Where do you actually start?
Three moves, in order. One, fix the SEO foundations: page speed (aim for load under 2.5s), clean indexing, tags in place. Two, rewrite your strategic pages as "answer-first" and add FAQPage schema. Three, publish a serious content cluster on your area of expertise, drop an llms.txt, and measure your citations every month.
None of these steps needs a magic tool. They need rigor and real subject-matter expertise, not AI slop churned out at scale. GEO rewards depth, not volume.
That is precisely the logic of ClaroDigi's Authority Engine: turning your know-how into content so useful that humans and AIs alike name you as the reference. To structure the whole journey, explore our SEO and GEO method for Morocco.
FAQ
Will GEO replace SEO?
No, it extends it.
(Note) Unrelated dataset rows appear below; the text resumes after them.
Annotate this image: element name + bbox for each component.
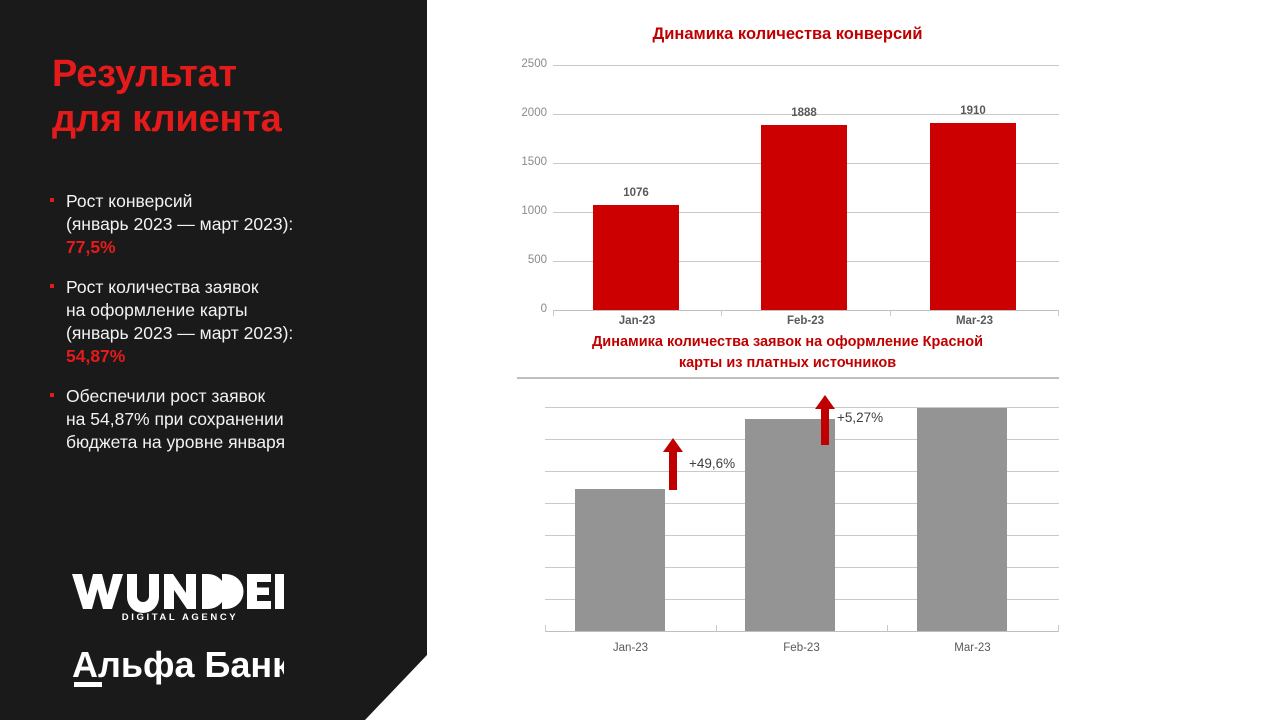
bar-mar-23 bbox=[930, 122, 1016, 310]
arrow-up-icon bbox=[663, 438, 683, 490]
bar-value-label: 1076 bbox=[623, 186, 649, 199]
bullet-accent-value: 77,5% bbox=[66, 236, 116, 257]
bullet-accent-value: 54,87% bbox=[66, 345, 126, 366]
chart-title: Динамика количества конверсий bbox=[652, 25, 923, 43]
bullet-dot-icon bbox=[50, 393, 54, 398]
x-tick-label-mar-23: Mar-23 bbox=[955, 315, 994, 327]
bullet-text: Рост количества заявок bbox=[66, 277, 259, 298]
x-tick bbox=[553, 310, 554, 316]
gridline bbox=[553, 65, 1059, 66]
wunder-logo-icon: DIGITAL AGENCY bbox=[72, 574, 284, 623]
x-tick-label-mar-23: Mar-23 bbox=[954, 642, 991, 654]
axis-baseline bbox=[553, 310, 1059, 311]
alfa-bank-logo-icon: Альфа Банк bbox=[72, 644, 284, 687]
x-tick bbox=[545, 625, 546, 632]
x-tick-label-jan-23: Jan-23 bbox=[618, 315, 656, 327]
x-tick-label-jan-23: Jan-23 bbox=[612, 642, 649, 654]
bullet-text: на оформление карты bbox=[66, 300, 248, 320]
bullet-text: (январь 2023 — март 2023): bbox=[66, 322, 294, 343]
alfa-bank-logo: Альфа Банк bbox=[72, 644, 284, 690]
gridline bbox=[545, 407, 1059, 408]
list-item: Рост количества заявок на оформление кар… bbox=[48, 276, 398, 367]
bar-value-label: 1888 bbox=[791, 107, 817, 119]
bullet-dot-icon bbox=[50, 284, 54, 289]
bullet-text: бюджета на уровне января bbox=[66, 431, 286, 452]
y-tick-label: 2000 bbox=[521, 107, 547, 119]
chart-title: Динамика количества заявок на оформление… bbox=[535, 332, 1040, 374]
x-tick bbox=[887, 625, 888, 632]
x-tick bbox=[1058, 310, 1059, 316]
conversions-chart: Динамика количества конверсий 2500 2000 … bbox=[505, 25, 1070, 327]
growth-annotation-2: +5,27% bbox=[837, 410, 884, 425]
alfa-bank-wordmark: Альфа Банк bbox=[72, 644, 284, 685]
y-tick-label: 500 bbox=[527, 254, 547, 266]
bar-jan-23 bbox=[593, 204, 679, 310]
bullet-list: Рост конверсий (январь 2023 — март 2023)… bbox=[48, 190, 398, 472]
bullet-text: Обеспечили рост заявок bbox=[66, 386, 266, 407]
bar-feb-23 bbox=[761, 125, 847, 310]
plot-area: +49,6% +5,27% bbox=[517, 377, 1059, 637]
bullet-text: на 54,87% при сохранении bbox=[66, 409, 284, 429]
plot-area: 1076 1888 1910 bbox=[553, 65, 1059, 316]
growth-annotation-1: +49,6% bbox=[689, 456, 736, 471]
list-item: Обеспечили рост заявок на 54,87% при сох… bbox=[48, 385, 398, 453]
y-tick-label: 1000 bbox=[521, 205, 547, 217]
page-title-line-1: Результат bbox=[52, 53, 237, 95]
chart-title-line-2: карты из платных источников bbox=[678, 355, 897, 372]
gridline bbox=[553, 114, 1059, 115]
bar-feb-23 bbox=[745, 419, 835, 631]
bullet-text: (январь 2023 — март 2023): bbox=[66, 213, 294, 234]
applications-chart: Динамика количества заявок на оформление… bbox=[505, 332, 1070, 672]
top-rule bbox=[517, 377, 1059, 379]
bullet-text: Рост конверсий bbox=[66, 191, 193, 211]
x-tick-label-feb-23: Feb-23 bbox=[783, 642, 820, 654]
wunder-logo: DIGITAL AGENCY bbox=[72, 572, 284, 624]
bar-mar-23 bbox=[917, 408, 1007, 631]
x-tick bbox=[716, 625, 717, 632]
x-tick bbox=[721, 310, 722, 316]
chart-title-line-1: Динамика количества заявок на оформление… bbox=[591, 334, 984, 350]
page-title-line-2: для клиента bbox=[52, 97, 282, 140]
page-title: Результат для клиента bbox=[52, 52, 392, 142]
list-item: Рост конверсий (январь 2023 — март 2023)… bbox=[48, 190, 398, 258]
x-tick bbox=[890, 310, 891, 316]
y-tick-label: 1500 bbox=[521, 156, 547, 168]
y-tick-label: 0 bbox=[540, 303, 547, 315]
axis-baseline bbox=[545, 631, 1059, 632]
x-tick bbox=[1058, 625, 1059, 632]
bullet-dot-icon bbox=[50, 198, 54, 202]
bar-jan-23 bbox=[575, 489, 665, 631]
arrow-up-icon bbox=[815, 395, 835, 445]
y-tick-label: 2500 bbox=[521, 58, 547, 70]
x-tick-label-feb-23: Feb-23 bbox=[786, 315, 825, 327]
wunder-tagline: DIGITAL AGENCY bbox=[122, 612, 238, 623]
bar-value-label: 1910 bbox=[960, 104, 986, 117]
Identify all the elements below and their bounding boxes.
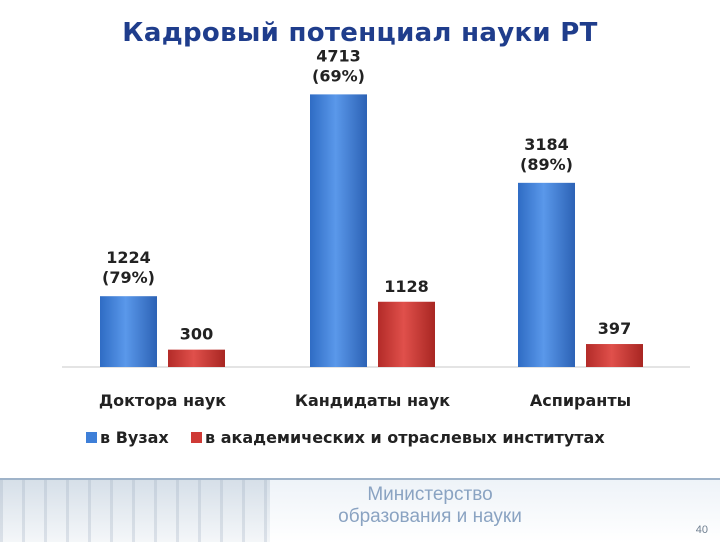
ministry-line-2: образования и науки <box>338 506 522 527</box>
bar-inst <box>168 349 225 367</box>
data-label-percent: (89%) <box>520 155 573 174</box>
x-tick-label: Кандидаты наук <box>295 391 450 410</box>
page-title: Кадровый потенциал науки РТ <box>122 18 598 48</box>
data-label-percent: (79%) <box>102 268 155 287</box>
data-label: 1224 <box>106 248 151 267</box>
bar-inst <box>378 301 435 367</box>
data-label: 300 <box>180 325 213 344</box>
ministry-line-1: Министерство <box>367 484 493 505</box>
legend-label: в Вузах <box>100 428 169 447</box>
legend-label: в академических и отраслевых институтах <box>205 428 605 447</box>
bar-vuz <box>100 296 157 367</box>
x-tick-label: Аспиранты <box>530 391 631 410</box>
x-tick-label: Доктора наук <box>99 391 226 410</box>
page-number: 40 <box>695 524 708 536</box>
chart-legend: в Вузах в академических и отраслевых инст… <box>86 428 605 447</box>
data-label: 3184 <box>524 135 569 154</box>
data-label: 397 <box>598 319 631 338</box>
bar-chart: 1224(79%) 300 Доктора наук 4713(69%) 1128 Кан… <box>62 46 690 447</box>
ministry-logo-text: Министерство образования и науки <box>300 484 560 528</box>
data-label: 4713 <box>316 46 361 65</box>
data-label: 1128 <box>384 277 429 296</box>
legend-swatch <box>191 432 202 443</box>
bar-vuz <box>310 94 367 368</box>
bar-inst <box>586 344 643 367</box>
legend-swatch <box>86 432 97 443</box>
building-photo <box>0 480 270 542</box>
data-label-percent: (69%) <box>312 66 365 85</box>
bar-vuz <box>518 182 575 367</box>
footer-banner: Министерство образования и науки 40 <box>0 478 720 542</box>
Generative engines lean on the same indexes as Google and Bing. If your SEO is poor, your GEO will be worthless, with nothing to cite. Think of GEO as an extra layer placed on healthy SEO foundations, not as a replacement.
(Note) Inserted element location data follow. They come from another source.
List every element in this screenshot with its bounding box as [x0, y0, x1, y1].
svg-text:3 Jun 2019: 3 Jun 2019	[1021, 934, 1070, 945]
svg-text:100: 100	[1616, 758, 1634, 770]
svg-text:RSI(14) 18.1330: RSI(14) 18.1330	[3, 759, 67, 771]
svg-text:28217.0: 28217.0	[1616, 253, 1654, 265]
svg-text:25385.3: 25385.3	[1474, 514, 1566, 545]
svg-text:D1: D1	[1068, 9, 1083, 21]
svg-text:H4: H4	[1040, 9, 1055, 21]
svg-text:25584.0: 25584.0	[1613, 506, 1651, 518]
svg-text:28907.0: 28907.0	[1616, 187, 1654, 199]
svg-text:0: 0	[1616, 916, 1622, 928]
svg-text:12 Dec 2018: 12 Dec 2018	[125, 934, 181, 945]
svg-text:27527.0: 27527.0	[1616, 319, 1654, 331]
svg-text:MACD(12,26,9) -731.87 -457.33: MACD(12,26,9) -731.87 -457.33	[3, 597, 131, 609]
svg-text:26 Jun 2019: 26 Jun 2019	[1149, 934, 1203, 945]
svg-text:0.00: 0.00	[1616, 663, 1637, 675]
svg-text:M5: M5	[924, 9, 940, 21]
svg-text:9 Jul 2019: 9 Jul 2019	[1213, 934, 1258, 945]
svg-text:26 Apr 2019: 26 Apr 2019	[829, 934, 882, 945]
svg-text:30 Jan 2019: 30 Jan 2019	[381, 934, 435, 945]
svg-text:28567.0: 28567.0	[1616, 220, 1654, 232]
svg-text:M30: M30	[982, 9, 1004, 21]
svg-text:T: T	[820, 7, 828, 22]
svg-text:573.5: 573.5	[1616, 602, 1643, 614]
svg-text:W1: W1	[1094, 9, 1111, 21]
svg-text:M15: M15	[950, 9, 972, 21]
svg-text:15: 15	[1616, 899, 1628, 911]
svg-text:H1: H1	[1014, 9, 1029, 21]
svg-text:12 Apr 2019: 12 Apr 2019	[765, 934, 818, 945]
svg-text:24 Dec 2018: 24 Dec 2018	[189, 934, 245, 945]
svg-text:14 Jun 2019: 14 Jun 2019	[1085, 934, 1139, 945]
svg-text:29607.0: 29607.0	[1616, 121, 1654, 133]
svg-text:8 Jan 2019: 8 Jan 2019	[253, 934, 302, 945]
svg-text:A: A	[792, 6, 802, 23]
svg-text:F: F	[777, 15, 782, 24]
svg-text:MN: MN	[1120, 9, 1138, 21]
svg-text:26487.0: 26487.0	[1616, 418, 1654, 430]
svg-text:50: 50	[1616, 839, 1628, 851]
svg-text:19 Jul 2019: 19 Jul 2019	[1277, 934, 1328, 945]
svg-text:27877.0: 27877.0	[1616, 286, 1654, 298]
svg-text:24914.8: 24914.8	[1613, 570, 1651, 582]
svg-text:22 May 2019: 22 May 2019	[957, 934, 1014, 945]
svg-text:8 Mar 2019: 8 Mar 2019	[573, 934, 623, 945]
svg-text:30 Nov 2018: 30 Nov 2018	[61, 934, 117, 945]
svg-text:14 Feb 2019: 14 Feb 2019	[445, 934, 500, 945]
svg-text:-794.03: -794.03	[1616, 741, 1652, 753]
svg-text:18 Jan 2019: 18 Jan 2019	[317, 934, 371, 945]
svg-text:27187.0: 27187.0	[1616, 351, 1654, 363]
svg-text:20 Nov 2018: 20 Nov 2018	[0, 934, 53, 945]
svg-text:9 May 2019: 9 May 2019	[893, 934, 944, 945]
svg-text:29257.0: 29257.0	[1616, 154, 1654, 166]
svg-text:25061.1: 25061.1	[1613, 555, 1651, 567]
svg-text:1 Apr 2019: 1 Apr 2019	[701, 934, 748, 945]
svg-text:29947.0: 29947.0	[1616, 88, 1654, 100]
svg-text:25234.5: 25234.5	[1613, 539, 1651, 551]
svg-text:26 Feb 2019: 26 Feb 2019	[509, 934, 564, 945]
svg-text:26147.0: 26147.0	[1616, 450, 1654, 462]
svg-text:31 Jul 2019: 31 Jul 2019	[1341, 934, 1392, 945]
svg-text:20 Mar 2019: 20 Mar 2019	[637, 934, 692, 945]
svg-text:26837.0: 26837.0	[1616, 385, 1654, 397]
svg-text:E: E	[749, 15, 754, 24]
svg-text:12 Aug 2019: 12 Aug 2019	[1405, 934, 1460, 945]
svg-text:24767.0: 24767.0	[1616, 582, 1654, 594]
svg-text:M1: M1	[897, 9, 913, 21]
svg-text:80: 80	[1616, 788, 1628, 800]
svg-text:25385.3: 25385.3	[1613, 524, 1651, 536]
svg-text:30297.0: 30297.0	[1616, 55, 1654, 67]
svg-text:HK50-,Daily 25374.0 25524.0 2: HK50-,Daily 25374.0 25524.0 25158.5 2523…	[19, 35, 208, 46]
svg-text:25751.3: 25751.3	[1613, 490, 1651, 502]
How long before I see GEO results?
Generally count three to six months for the first stable citations, just like SEO. Speed depends on your domain's starting authority, the quality of the content you publish, and the competition on your topic. The technical foundations (schema, llms.txt) go in within weeks, but authority is built over time.
Do I need a separate budget for GEO?
Not necessarily. For most Moroccan SMEs, GEO is funded inside the existing SEO envelope: you redirect effort toward answer-first content, structured data, and citation measurement, rather than creating a distinct expense. Only the most ambitious programs justify a dedicated line.
How do I know if an AI already cites me?
Ask your target questions to ChatGPT, Perplexity, and Gemini, in English, French, and romanized darija, and check whether your brand or pages appear in the answer or the sources. Repeat the test every month to track the trend. It is the simplest way to start tracking AI visibility without a paid tool.